March is difficult for a bum. Resting on benches could get tricky if they were covered with snow, but otherwise no big deal. Staggering around drunk, fine, but the possibility of falling down and suffering untoward consequences was always there. But, Milo was fairly certain, the winos, panhandlers, hobos, and other participants in humanity would exhibit the same resistance they showed to "stand straight" and "fall in" if ordered to march.
On the other hand, Milo decided, that last paragraph, while in the appropriate style, was rather hideously forced, content-free, and entirely lacking in any connection to overall story, unlike the others he'd produced. He was just blatantly following the pattern and connecting the dots.

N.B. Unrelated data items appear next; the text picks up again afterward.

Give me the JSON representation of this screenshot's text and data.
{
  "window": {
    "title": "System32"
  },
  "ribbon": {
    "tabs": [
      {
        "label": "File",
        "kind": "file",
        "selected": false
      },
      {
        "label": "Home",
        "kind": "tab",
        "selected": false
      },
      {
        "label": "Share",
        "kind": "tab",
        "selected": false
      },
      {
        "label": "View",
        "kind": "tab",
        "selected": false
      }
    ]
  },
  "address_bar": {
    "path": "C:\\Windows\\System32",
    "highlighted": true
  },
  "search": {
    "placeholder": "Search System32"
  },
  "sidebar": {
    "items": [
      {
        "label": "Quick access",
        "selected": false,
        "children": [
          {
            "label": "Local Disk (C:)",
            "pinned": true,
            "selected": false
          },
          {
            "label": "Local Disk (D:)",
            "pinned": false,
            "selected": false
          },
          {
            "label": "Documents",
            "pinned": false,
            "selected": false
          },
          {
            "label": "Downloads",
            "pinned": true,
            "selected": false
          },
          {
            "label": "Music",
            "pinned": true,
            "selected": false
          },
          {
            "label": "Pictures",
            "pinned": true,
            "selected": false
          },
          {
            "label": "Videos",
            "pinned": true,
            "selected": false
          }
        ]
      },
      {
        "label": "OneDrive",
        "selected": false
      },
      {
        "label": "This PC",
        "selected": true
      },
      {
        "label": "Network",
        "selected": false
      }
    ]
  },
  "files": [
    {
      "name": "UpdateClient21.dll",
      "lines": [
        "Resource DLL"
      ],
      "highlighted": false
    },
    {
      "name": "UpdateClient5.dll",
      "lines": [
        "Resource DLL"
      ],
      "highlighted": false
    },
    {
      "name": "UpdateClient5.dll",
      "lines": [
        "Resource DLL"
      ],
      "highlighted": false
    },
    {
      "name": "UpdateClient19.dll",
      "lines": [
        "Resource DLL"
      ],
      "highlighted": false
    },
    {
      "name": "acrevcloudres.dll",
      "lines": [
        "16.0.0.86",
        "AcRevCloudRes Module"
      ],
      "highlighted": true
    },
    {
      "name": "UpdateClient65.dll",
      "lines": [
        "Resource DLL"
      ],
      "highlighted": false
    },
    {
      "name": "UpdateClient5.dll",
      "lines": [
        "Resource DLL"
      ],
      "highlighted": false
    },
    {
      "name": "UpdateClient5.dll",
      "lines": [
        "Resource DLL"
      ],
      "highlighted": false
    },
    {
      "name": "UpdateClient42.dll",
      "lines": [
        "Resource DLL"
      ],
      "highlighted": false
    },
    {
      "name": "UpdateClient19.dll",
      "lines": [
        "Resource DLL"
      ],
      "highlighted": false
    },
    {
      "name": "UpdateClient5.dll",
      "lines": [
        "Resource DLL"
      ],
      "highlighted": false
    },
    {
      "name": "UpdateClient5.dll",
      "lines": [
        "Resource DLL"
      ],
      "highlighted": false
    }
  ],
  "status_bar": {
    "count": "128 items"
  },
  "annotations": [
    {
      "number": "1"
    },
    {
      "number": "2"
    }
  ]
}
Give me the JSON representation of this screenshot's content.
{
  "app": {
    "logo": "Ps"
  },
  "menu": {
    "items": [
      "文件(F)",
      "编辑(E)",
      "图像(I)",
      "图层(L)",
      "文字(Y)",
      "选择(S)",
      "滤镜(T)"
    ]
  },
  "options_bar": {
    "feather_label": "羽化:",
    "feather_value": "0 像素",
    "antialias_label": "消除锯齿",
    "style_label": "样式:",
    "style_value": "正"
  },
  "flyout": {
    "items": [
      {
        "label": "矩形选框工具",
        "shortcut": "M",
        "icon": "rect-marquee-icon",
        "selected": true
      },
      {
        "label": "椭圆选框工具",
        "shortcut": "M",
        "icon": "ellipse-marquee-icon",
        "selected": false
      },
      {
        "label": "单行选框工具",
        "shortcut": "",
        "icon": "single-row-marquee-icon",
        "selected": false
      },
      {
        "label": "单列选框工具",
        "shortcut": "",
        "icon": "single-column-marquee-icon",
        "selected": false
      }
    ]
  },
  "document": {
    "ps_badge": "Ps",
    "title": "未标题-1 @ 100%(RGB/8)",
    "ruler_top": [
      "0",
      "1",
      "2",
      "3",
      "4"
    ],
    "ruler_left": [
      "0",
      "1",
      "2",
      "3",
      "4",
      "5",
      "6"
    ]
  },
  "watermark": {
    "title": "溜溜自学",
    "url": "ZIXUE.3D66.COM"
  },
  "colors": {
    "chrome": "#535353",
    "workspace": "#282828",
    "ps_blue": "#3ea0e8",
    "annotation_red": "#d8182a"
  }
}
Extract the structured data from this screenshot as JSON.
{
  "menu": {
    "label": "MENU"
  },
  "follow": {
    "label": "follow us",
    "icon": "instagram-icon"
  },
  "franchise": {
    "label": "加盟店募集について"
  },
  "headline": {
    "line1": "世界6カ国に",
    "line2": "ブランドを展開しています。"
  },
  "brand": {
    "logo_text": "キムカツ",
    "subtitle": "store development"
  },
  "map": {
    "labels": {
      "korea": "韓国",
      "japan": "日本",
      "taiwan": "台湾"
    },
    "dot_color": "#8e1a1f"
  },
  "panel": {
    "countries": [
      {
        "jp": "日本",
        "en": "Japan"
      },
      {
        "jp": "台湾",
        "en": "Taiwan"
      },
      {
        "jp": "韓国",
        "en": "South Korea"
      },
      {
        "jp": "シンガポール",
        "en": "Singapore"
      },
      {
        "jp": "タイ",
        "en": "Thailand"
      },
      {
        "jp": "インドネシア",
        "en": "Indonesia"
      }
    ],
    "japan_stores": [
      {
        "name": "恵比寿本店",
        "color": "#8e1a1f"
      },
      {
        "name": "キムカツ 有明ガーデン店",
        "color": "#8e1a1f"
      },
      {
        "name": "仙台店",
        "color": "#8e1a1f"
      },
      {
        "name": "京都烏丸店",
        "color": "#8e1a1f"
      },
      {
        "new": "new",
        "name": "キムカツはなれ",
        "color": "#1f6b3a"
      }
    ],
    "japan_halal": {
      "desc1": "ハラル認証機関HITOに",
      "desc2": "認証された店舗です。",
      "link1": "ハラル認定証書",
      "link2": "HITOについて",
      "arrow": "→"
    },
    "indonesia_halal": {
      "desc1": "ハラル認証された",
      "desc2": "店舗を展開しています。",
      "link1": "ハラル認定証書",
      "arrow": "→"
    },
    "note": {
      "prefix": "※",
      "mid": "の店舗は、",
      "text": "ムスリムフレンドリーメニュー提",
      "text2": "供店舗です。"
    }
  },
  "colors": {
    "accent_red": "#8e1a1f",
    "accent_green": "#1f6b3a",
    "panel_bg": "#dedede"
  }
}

So best to just do it over completely differently.
March is difficult for a bum. Resting on benches could get tricky if they were covered with snow, but otherwise no big deal. Snow was, in fact, the second biggest issue, followed by frozen ground, which was far too hard. Snow angels, which ought to have been nice and relaxing, were somehow too frictional. A snowman could hardly replace a proper bum. But really, the biggest issue was simply that it was cold out, and people really didn't get enough exercise, and bums suffered as a result. On the other hand, staying indoors meant more opportunities to see bums firsthand, and Milo certainly didn't see much reason to complain about that, especially when the bum in question belonged to Eve.